On 10/26/10 8:51 AM, Alexey Khudyakov wrote:
> On 24.10.2010 03:38, wren ng thornton wrote:
>> I don't care much about the name of the class, I'd just like support for
>> monoids, semirings,... when they lack a group, ring,... structure.
>>
> Then what about following type class hierarchy? I think it supports
> those structures. Only restriction is that it forces one to have both
> left and right modules. It's possible to split them but I think it will
> be to painful for vector spaces over R and C.
>
> class Module v where
> type Scalar v :: *
> (*^) :: Scalar v → v → v
> (^*) :: v → Scalar v → v
> (^*) = flip (*^)

Is there any good reason for forcing them together? Why not, use the 
hierarchy I proposed earlier? If you want to reduce the clutter in type 
signatures for real and complex vector spaces then just add to my previous

     -- Or just call it "Module" if preferred.
     class (LeftModule v, RightModule v) => AssociativeModule v where
         -- Law: (^*) == flip (*^)

This way, when (not if) people want nonassociative modules the classes 
are already there.
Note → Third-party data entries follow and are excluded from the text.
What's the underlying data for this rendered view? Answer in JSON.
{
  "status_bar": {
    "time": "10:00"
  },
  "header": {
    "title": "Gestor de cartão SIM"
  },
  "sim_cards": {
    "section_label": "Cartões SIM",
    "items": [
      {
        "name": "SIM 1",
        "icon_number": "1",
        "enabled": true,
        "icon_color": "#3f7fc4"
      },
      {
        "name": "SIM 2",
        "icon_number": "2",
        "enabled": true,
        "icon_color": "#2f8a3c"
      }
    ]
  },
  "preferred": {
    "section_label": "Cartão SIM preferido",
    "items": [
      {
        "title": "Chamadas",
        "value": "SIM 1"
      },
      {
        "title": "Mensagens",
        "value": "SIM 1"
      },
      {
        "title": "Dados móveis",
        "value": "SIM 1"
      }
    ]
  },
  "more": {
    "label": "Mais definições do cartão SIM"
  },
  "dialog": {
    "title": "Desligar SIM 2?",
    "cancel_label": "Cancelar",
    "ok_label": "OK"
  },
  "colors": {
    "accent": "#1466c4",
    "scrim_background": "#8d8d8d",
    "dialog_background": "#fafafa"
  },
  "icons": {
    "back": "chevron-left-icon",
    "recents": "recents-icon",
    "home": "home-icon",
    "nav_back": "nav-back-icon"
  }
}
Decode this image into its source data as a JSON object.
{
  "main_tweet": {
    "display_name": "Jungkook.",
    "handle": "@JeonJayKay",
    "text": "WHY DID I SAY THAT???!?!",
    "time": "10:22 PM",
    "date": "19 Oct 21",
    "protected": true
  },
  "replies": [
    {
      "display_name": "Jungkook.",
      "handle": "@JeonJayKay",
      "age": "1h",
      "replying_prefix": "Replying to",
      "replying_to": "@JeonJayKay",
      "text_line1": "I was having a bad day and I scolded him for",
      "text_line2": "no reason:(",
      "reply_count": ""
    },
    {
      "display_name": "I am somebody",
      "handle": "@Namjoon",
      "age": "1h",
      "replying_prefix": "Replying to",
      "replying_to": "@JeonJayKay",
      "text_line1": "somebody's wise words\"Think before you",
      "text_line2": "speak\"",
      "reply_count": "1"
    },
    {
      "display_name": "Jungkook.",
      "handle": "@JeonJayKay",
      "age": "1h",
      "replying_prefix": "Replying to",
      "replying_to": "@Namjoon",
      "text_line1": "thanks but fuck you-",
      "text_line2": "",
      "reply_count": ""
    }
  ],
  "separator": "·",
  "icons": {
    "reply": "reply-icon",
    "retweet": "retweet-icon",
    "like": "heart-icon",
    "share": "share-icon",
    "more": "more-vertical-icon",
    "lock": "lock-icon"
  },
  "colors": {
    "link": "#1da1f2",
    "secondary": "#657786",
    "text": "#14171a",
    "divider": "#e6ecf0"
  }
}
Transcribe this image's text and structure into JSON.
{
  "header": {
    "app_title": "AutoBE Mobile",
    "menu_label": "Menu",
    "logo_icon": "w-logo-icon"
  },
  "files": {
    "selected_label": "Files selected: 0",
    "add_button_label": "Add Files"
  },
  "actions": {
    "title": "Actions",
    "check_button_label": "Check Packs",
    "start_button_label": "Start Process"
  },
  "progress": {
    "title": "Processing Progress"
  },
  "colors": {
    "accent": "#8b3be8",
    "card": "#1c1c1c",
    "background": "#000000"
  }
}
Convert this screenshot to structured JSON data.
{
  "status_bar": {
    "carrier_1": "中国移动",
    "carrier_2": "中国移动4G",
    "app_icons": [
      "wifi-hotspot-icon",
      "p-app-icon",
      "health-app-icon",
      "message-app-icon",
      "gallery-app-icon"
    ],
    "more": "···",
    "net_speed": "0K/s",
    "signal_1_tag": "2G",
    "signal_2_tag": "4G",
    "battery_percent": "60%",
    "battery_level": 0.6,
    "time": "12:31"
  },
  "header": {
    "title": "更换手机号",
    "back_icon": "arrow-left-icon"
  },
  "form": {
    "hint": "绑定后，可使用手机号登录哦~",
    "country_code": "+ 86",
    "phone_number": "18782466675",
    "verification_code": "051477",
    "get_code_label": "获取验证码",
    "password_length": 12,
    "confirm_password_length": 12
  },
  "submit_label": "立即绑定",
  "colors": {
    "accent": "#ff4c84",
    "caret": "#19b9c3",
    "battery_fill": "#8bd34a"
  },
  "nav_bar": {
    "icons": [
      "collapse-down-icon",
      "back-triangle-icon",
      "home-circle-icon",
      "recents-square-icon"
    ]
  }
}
The additional overhead in defining an associative 
module is only three lines when using default implementation; two lines 
otherwise:

     type instance Scalar Foo = Bar
     instance AssociativeModule Foo where
     instance RightModule Foo where
         (^*) = flip (^*)
     instance LeftModule Foo where
         (*^) = ...

vs

     instance Module Foo where
         type Scalar Foo = Bar
         (*^) = ...

And once it's defined, the usage is the same: just require 
AssociativeModule and you'll pull in both (*^) and (^*).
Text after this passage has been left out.